U.S.-China Trade Progress Boosts Overseas Investor Appetite for Chinese Equities by 80%

Generated by AI AgentMarket Intel
Monday, May 19, 2025 4:04 am ET1min read

During the 2025 Global Investor Conference, Morgan Stanley's Executive Director and Head of China Onshore Equity Business, Shen

, noted that the progress in U.S.-China trade negotiations has surpassed expectations. This has boosted the risk appetite of international investors, with over 80% of participants at the B.E.S.T. conference expressing a likelihood of increasing their exposure to Chinese equities in the near term. Shen Li underscored the significant valuation appeal of the Chinese market, which continues to attract overseas investors. These investors are particularly optimistic about the growth potential of companies in technology or artificial intelligence research and development, new consumption, and high-end manufacturing sectors, and are actively expanding their investments in these areas.

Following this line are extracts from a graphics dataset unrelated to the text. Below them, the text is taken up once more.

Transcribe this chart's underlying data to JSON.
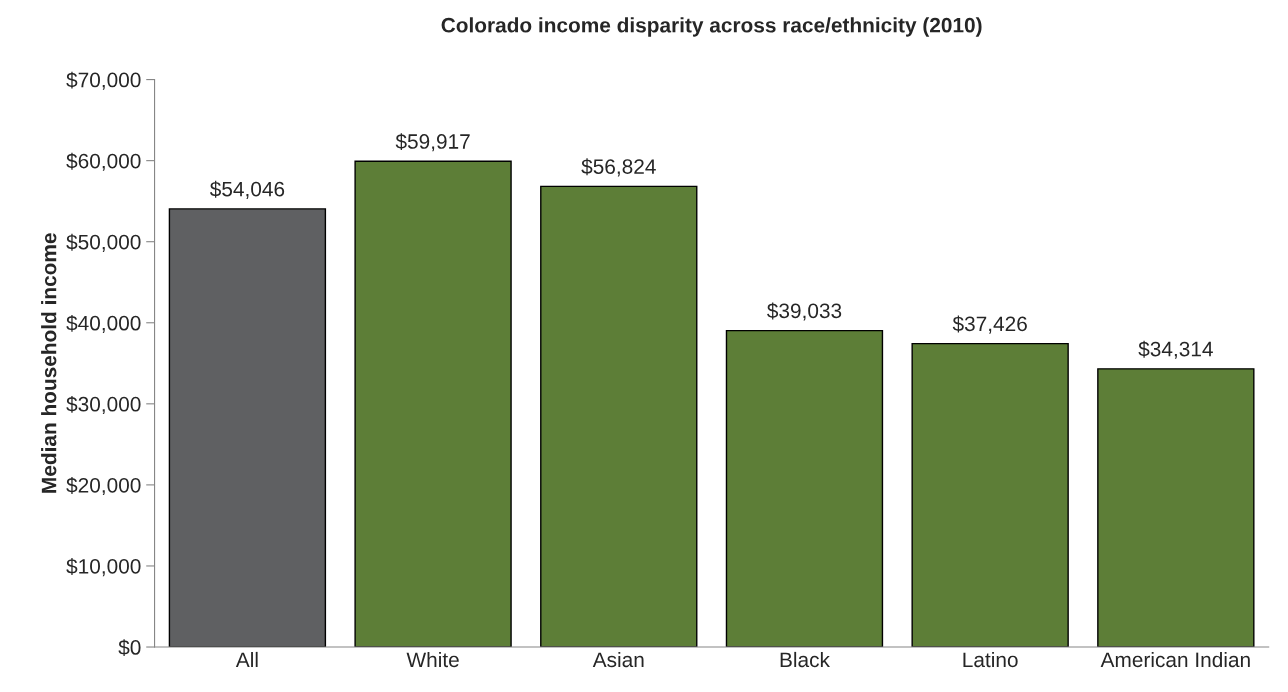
{
  "chart_data": {
    "type": "bar",
    "title": "Colorado income disparity across race/ethnicity (2010)",
    "ylabel": "Median household income",
    "categories": [
      "All",
      "White",
      "Asian",
      "Black",
      "Latino",
      "American Indian"
    ],
    "values": [
      54046,
      59917,
      56824,
      39033,
      37426,
      34314
    ],
    "colors": [
      "#5f6062",
      "#5e8a2b",
      "#5e8a2b",
      "#5e8a2b",
      "#5e8a2b",
      "#5e8a2b"
    ],
    "value_labels": [
      "$54,046",
      "$59,917",
      "$56,824",
      "$39,033",
      "$37,426",
      "$34,314"
    ],
    "ylim": [
      0,
      70000
    ],
    "yticks": [
      {
        "value": 0,
        "label": "$0"
      },
      {
        "value": 10000,
        "label": "$10,000"
      },
      {
        "value": 20000,
        "label": "$20,000"
      },
      {
        "value": 30000,
        "label": "$30,000"
      },
      {
        "value": 40000,
        "label": "$40,000"
      },
      {
        "value": 50000,
        "label": "$50,000"
      },
      {
        "value": 60000,
        "label": "$60,000"
      },
      {
        "value": 70000,
        "label": "$70,000"
      }
    ],
    "grid": false,
    "legend": false
  }
}
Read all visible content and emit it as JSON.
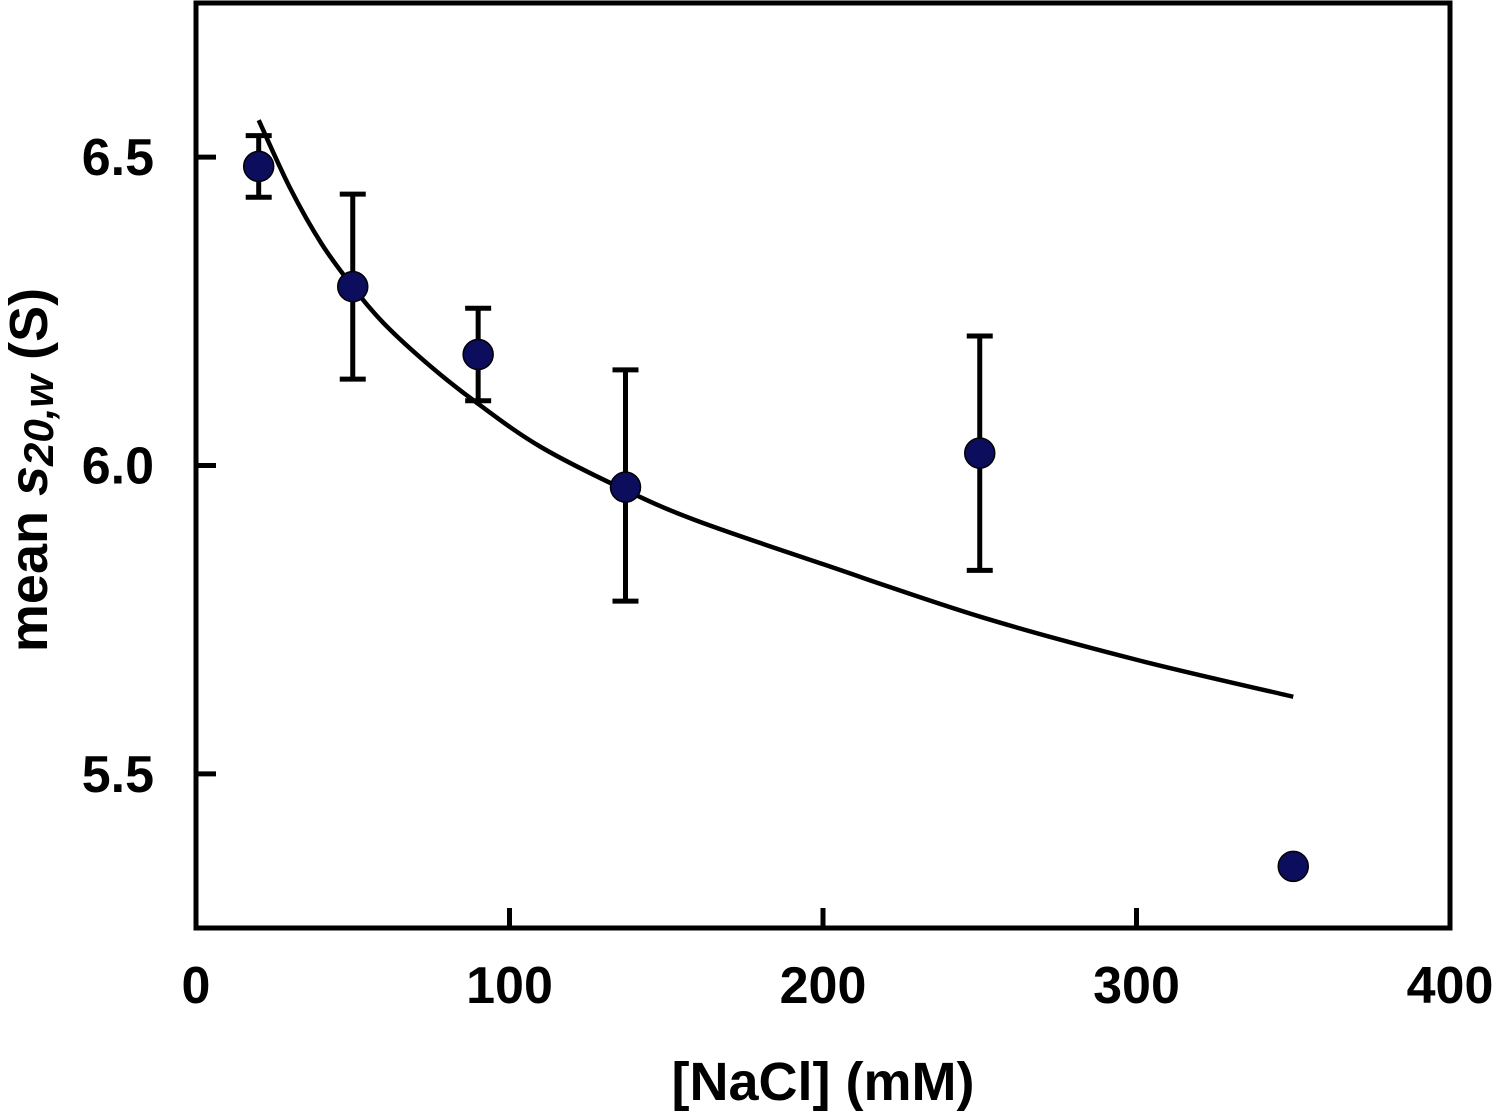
{
  "chart_data": {
    "type": "scatter",
    "xlabel": "[NaCl] (mM)",
    "ylabel": {
      "prefix": "mean ",
      "symbol": "s",
      "subscript": "20,w",
      "suffix": " (S)"
    },
    "xlim": [
      0,
      400
    ],
    "ylim": [
      5.25,
      6.75
    ],
    "x_ticks": [
      0,
      100,
      200,
      300,
      400
    ],
    "x_tick_labels": [
      "0",
      "100",
      "200",
      "300",
      "400"
    ],
    "y_ticks": [
      5.5,
      6.0,
      6.5
    ],
    "y_tick_labels": [
      "5.5",
      "6.0",
      "6.5"
    ],
    "grid": false,
    "legend": "none",
    "series": [
      {
        "kind": "points",
        "marker_color": "#0d0d5e",
        "points": [
          {
            "x": 20,
            "y": 6.485,
            "err_low": 6.435,
            "err_high": 6.535
          },
          {
            "x": 50,
            "y": 6.29,
            "err_low": 6.14,
            "err_high": 6.44
          },
          {
            "x": 90,
            "y": 6.18,
            "err_low": 6.105,
            "err_high": 6.255
          },
          {
            "x": 137,
            "y": 5.965,
            "err_low": 5.78,
            "err_high": 6.155
          },
          {
            "x": 250,
            "y": 6.02,
            "err_low": 5.83,
            "err_high": 6.21
          },
          {
            "x": 350,
            "y": 5.35
          }
        ]
      },
      {
        "kind": "fit-curve",
        "line_color": "#000000",
        "x": [
          20,
          30,
          40,
          50,
          60,
          75,
          90,
          110,
          137,
          160,
          200,
          250,
          300,
          350
        ],
        "y": [
          6.56,
          6.45,
          6.36,
          6.29,
          6.23,
          6.16,
          6.1,
          6.03,
          5.96,
          5.91,
          5.84,
          5.755,
          5.685,
          5.625
        ]
      }
    ]
  }
}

Currently, the A-share market comprises over 5,000 listed companies, covering various sectors of the national economy. This reflects China's comprehensive industrial

and rapid transformation and upgrading. From a valuation perspective, the current A-share market valuation remains relatively low, with the Shanghai and Shenzhen 300 index's price-to-earnings ratio at 12.6, significantly lower than major overseas market indices. This highlights the market's configuration value. Recently, the China Securities Regulatory Commission released the revised "Management Measures for Major Asset Restructuring of Listed Companies," which increases support for the asset restructuring of listed companies. This will continue to guide listed companies to enhance their investment value through cash dividends, share repurchases, mergers and acquisitions, and other means, fostering a group of high-quality, vibrant listed companies and providing more high-quality investment targets for global investors.

In terms of investor returns, in 2024, A-share listed companies implemented a total of 2.4 trillion yuan in dividends and 147.6 billion yuan in share repurchases, both setting new historical records. An increasing number of companies are distributing dividends multiple times a year, with the dividend yield of the Shanghai and Shenzhen 300 index approaching 3.6%. This enhances the stability and predictability of returns to investors.